What’s at Stake?
Working with hazardous chemicals is a known cause of illness or injury to workers. A Safety Data Sheet (SDS) must be provided by the supplier for any substance classified as hazardous. An SDS contains a lot of vital, specific information on how to store, handle, and work with that substance. The information is essential for all staff working with a hazardous chemical as it gives more detail than the chemical’s label.

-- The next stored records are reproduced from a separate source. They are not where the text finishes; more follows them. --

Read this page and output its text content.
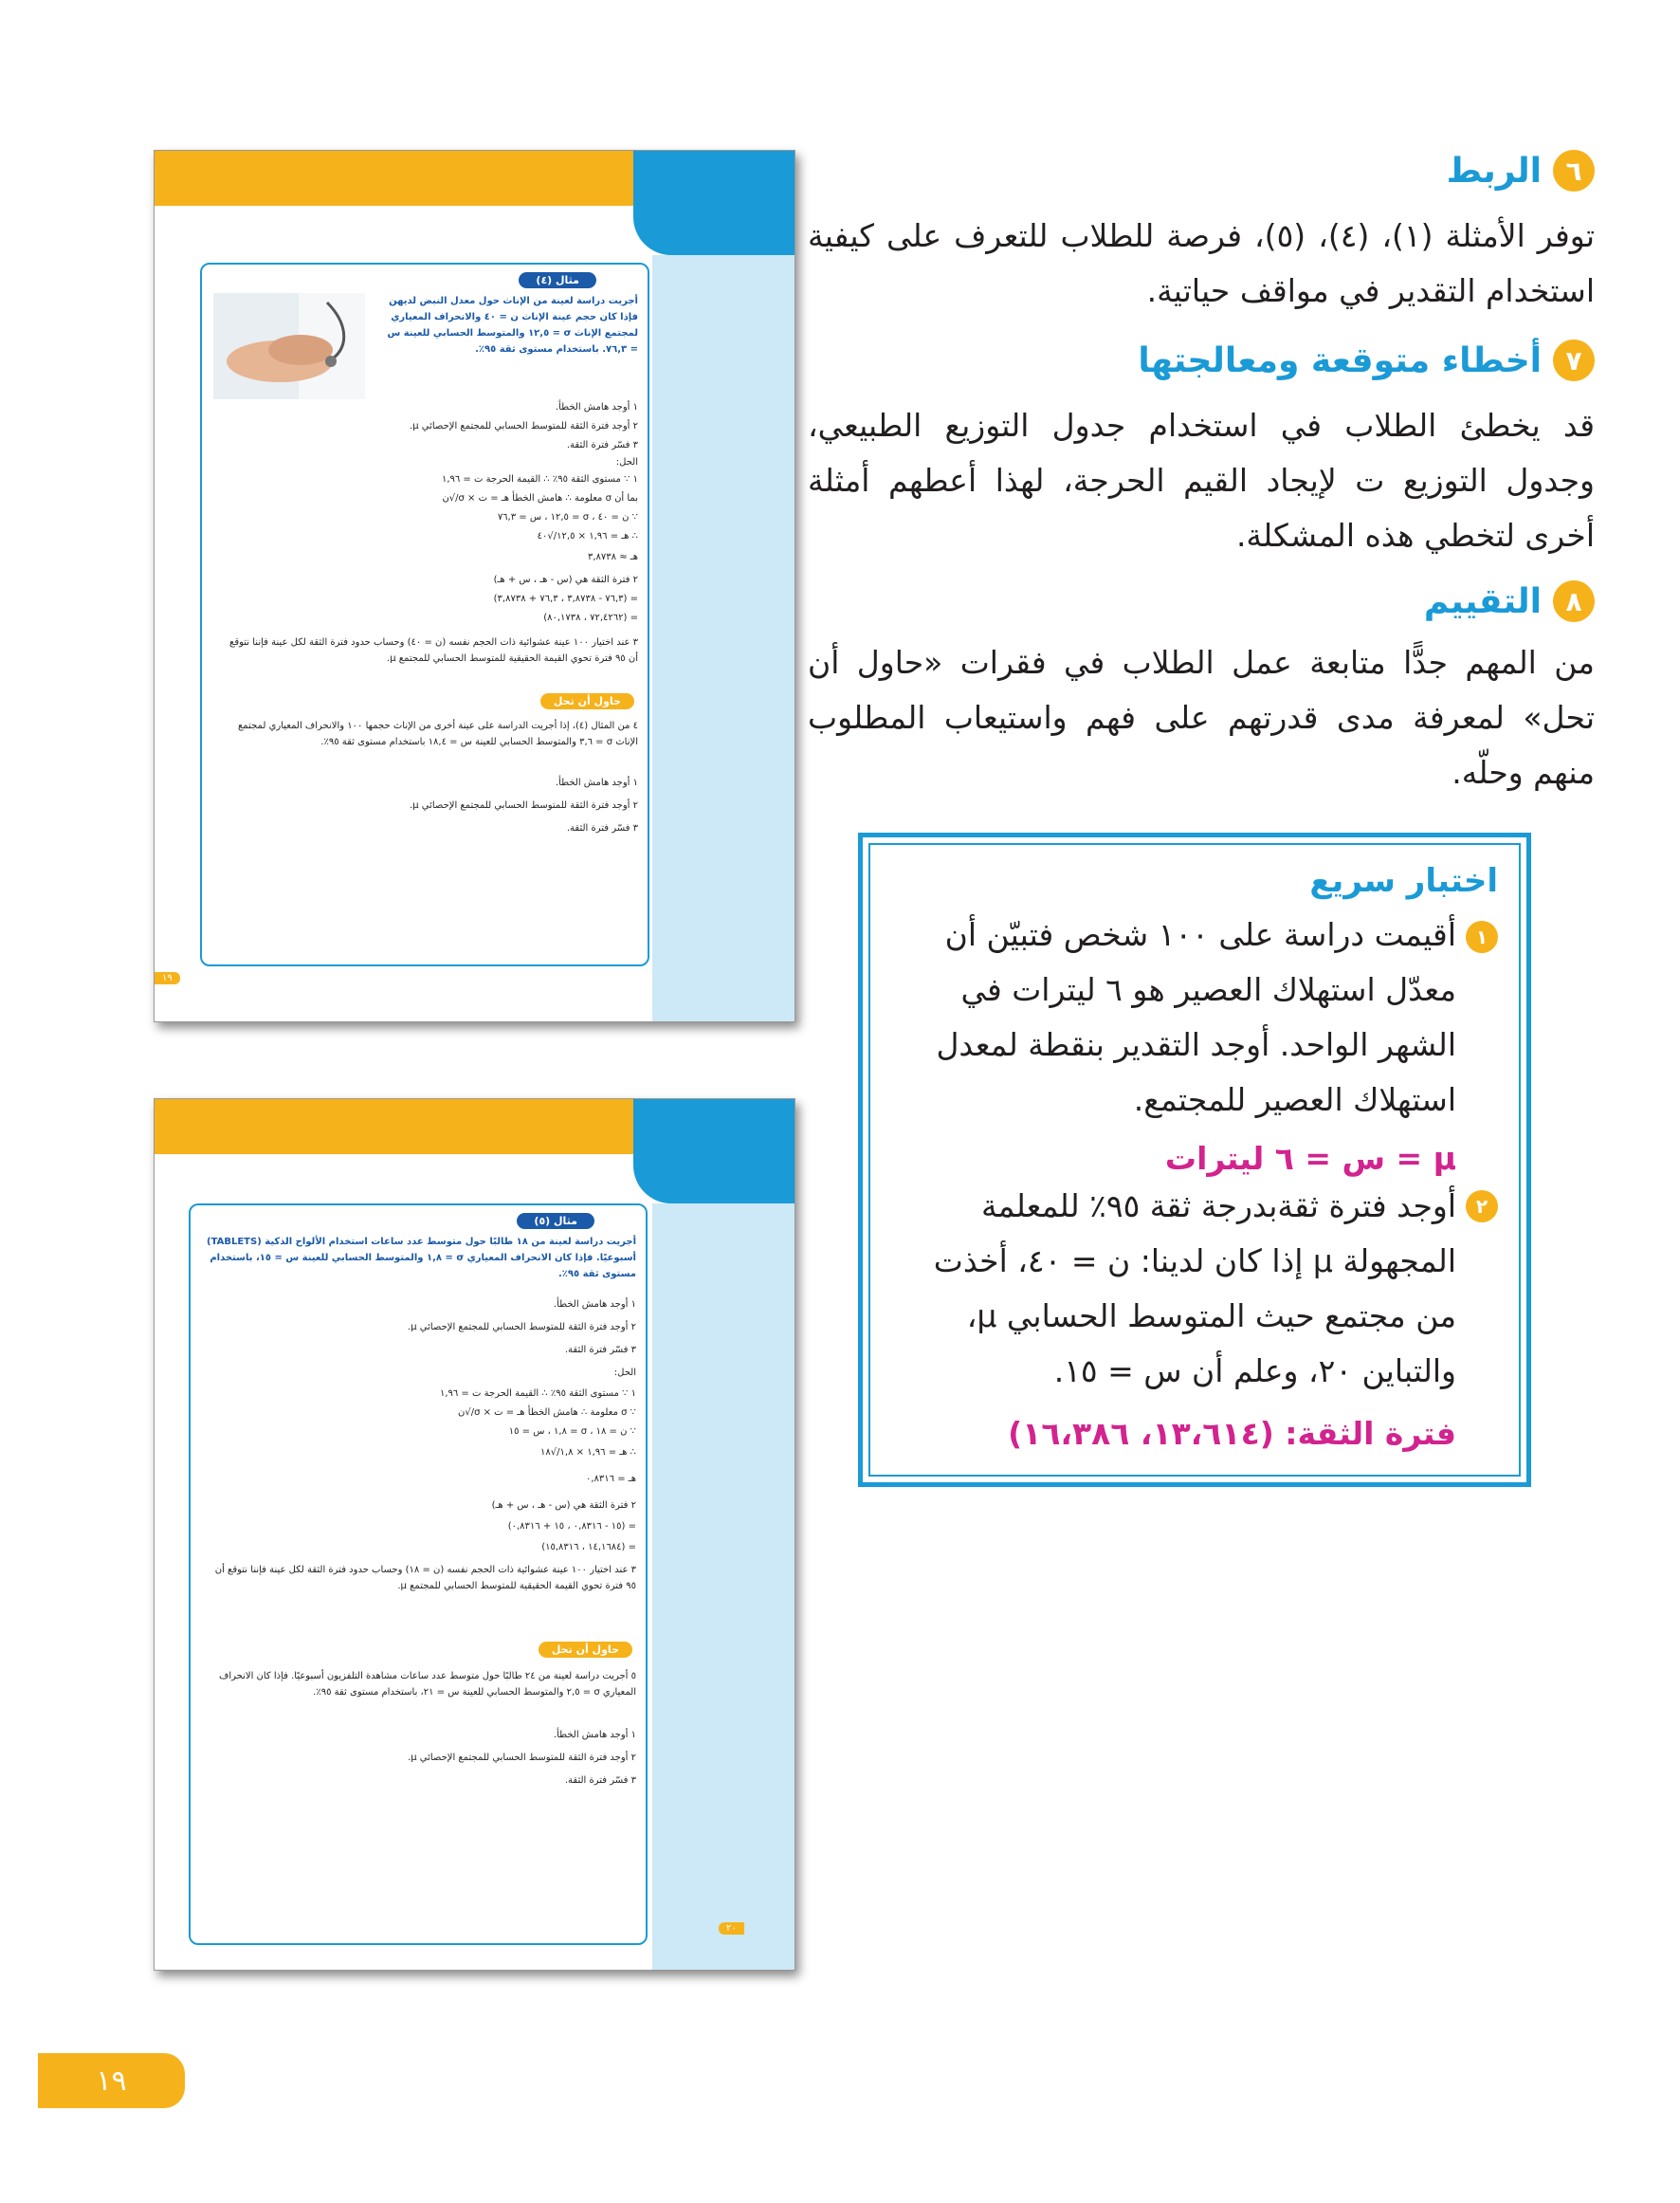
٦
الربط
توفر الأمثلة (١)، (٤)، (٥)، فرصة للطلاب للتعرف على كيفية استخدام التقدير في مواقف حياتية.
٧
أخطاء متوقعة ومعالجتها
قد يخطئ الطلاب في استخدام جدول التوزيع الطبيعي، وجدول التوزيع ت لإيجاد القيم الحرجة، لهذا أعطهم أمثلة أخرى لتخطي هذه المشكلة.
٨
التقييم
من المهم جدًّا متابعة عمل الطلاب في فقرات «حاول أن تحل» لمعرفة مدى قدرتهم على فهم واستيعاب المطلوب منهم وحلّه.
اختبار سريع
١
أقيمت دراسة على ١٠٠ شخص فتبيّن أن معدّل استهلاك العصير هو ٦ ليترات في الشهر الواحد. أوجد التقدير بنقطة لمعدل استهلاك العصير للمجتمع.
μ = س = ٦ ليترات
٢
أوجد فترة ثقةبدرجة ثقة ٩٥٪ للمعلمة المجهولة μ إذا كان لدينا: ن = ٤٠، أخذت من مجتمع حيث المتوسط الحسابي μ، والتباين ٢٠، وعلم أن س = ١٥.
فترة الثقة: (١٣،٦١٤، ١٦،٣٨٦)
مثال (٤)
أجريت دراسة لعينة من الإناث حول معدل النبض لديهن فإذا كان حجم عينة الإناث ن = ٤٠ والانحراف المعياري لمجتمع الإناث σ = ١٢,٥ والمتوسط الحسابي للعينة س = ٧٦,٣. باستخدام مستوى ثقة ٩٥٪.
١ أوجد هامش الخطأ.
٢ أوجد فترة الثقة للمتوسط الحسابي للمجتمع الإحصائي μ.
٣ فسّر فترة الثقة.
الحل:
١ ∵ مستوى الثقة ٩٥٪ ∴ القيمة الحرجة ت = ١,٩٦
بما أن σ معلومة ∴ هامش الخطأ هـ = ت × σ/√ن
∵ ن = ٤٠ ، σ = ١٢,٥ ، س = ٧٦,٣
∴ هـ = ١,٩٦ × ١٢,٥/√٤٠
هـ ≈ ٣,٨٧٣٨
٢ فترة الثقة هي (س - هـ ، س + هـ)
= (٧٦,٣ - ٣,٨٧٣٨ ، ٧٦,٣ + ٣,٨٧٣٨)
= (٧٢,٤٢٦٢ ، ٨٠,١٧٣٨)
٣ عند اختيار ١٠٠ عينة عشوائية ذات الحجم نفسه (ن = ٤٠) وحساب حدود فترة الثقة لكل عينة فإننا نتوقع أن ٩٥ فترة تحوي القيمة الحقيقية للمتوسط الحسابي للمجتمع μ.
حاول أن تحل
٤ من المثال (٤)، إذا أجريت الدراسة على عينة أخرى من الإناث حجمها ١٠٠ والانحراف المعياري لمجتمع الإناث σ = ٣,٦ والمتوسط الحسابي للعينة س = ١٨,٤ باستخدام مستوى ثقة ٩٥٪.
١ أوجد هامش الخطأ.
٢ أوجد فترة الثقة للمتوسط الحسابي للمجتمع الإحصائي μ.
٣ فسّر فترة الثقة.
١٩
مثال (٥)
أجريت دراسة لعينة من ١٨ طالبًا حول متوسط عدد ساعات استخدام الألواح الذكية (TABLETS) أسبوعيًا. فإذا كان الانحراف المعياري σ = ١,٨ والمتوسط الحسابي للعينة س = ١٥، باستخدام مستوى ثقة ٩٥٪.
١ أوجد هامش الخطأ.
٢ أوجد فترة الثقة للمتوسط الحسابي للمجتمع الإحصائي μ.
٣ فسّر فترة الثقة.
الحل:
١ ∵ مستوى الثقة ٩٥٪ ∴ القيمة الحرجة ت = ١,٩٦
∵ σ معلومة ∴ هامش الخطأ هـ = ت × σ/√ن
∵ ن = ١٨ ، σ = ١,٨ ، س = ١٥
∴ هـ = ١,٩٦ × ١,٨/√١٨
هـ = ٠,٨٣١٦
٢ فترة الثقة هي (س - هـ ، س + هـ)
= (١٥ - ٠,٨٣١٦ ، ١٥ + ٠,٨٣١٦)
= (١٤,١٦٨٤ ، ١٥,٨٣١٦)
٣ عند اختيار ١٠٠ عينة عشوائية ذات الحجم نفسه (ن = ١٨) وحساب حدود فترة الثقة لكل عينة فإننا نتوقع أن ٩٥ فترة تحوي القيمة الحقيقية للمتوسط الحسابي للمجتمع μ.
حاول أن تحل
٥ أجريت دراسة لعينة من ٢٤ طالبًا حول متوسط عدد ساعات مشاهدة التلفزيون أسبوعيًا. فإذا كان الانحراف المعياري σ = ٢,٥ والمتوسط الحسابي للعينة س = ٢١، باستخدام مستوى ثقة ٩٥٪.
١ أوجد هامش الخطأ.
٢ أوجد فترة الثقة للمتوسط الحسابي للمجتمع الإحصائي μ.
٣ فسّر فترة الثقة.
٢٠
١٩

The SDS for each chemical must be easily available to workers at all times and can either be a paper copy or electronic copy, provided staff can access it when needed, such as on their cell phone or laptop
What’s the Danger?
A Safety Data Sheet is written for everyone who works with the substance. This means a lot of the information can be quite technical or not relevant to all workers. This can lead workers to think the SDS does not apply to them or it’s too technical to read, so they don’t read it. Safety Data Sheets are designed to be easy to read, with 16 standardized sections. And since many sections apply to most workers, failure to read the SDS is risky and can lead to illness and injury. Employers have a responsibility to train workers on how to read an SDS and how to work safely with chemicals.
- Lost or out of date SDS
- Workers do not know what risks and precautions they need to take
- Complex information leads to misunderstanding
How to Protect Yourself?
3 easy ways to use Safety Data Sheets
- Know the SDS
- Know where the SDSs are kept and how to get to them.
- How to access electronic version and where the paper file is kept.
- Make sure your supervisor talks you through relevant SDSs when you start work or first start using a hazardous substance.
- Check the chemical label. This gives you a heads up there is more you need to know.
- Attend training updates on working with specific hazardous substances.
- Read with a purpose
- There are 4 main types of information on each SDS.
- Identification: Of the product and supplier.
- Hazards: Physical e.g. fire, and to health, e.g. breathing difficulties.
- Prevention: How to work safely, reduce or prevent exposure.
- Response: Appropriate responses in various situations.
- Important details for everyone
- Check the name of the chemical (Section 1).
- Know what it is typically used for, and when it should not be used (Section 1).
- Know potential hazards (Section 2).
- Read safe handling and storage instructions (Section 7).
- Know what to do in an emergency (Sections 4, 5 and 6).
- Date of latest SDS revision (Section 16).
It is vital you have as much information as possible about chemicals you are working with. Your employer must make sure employees are aware of the specific information they need and can easily get that information when needed. Regular training and updates on the chemicals used and stored at the worksite, complement the information provided in an SDS.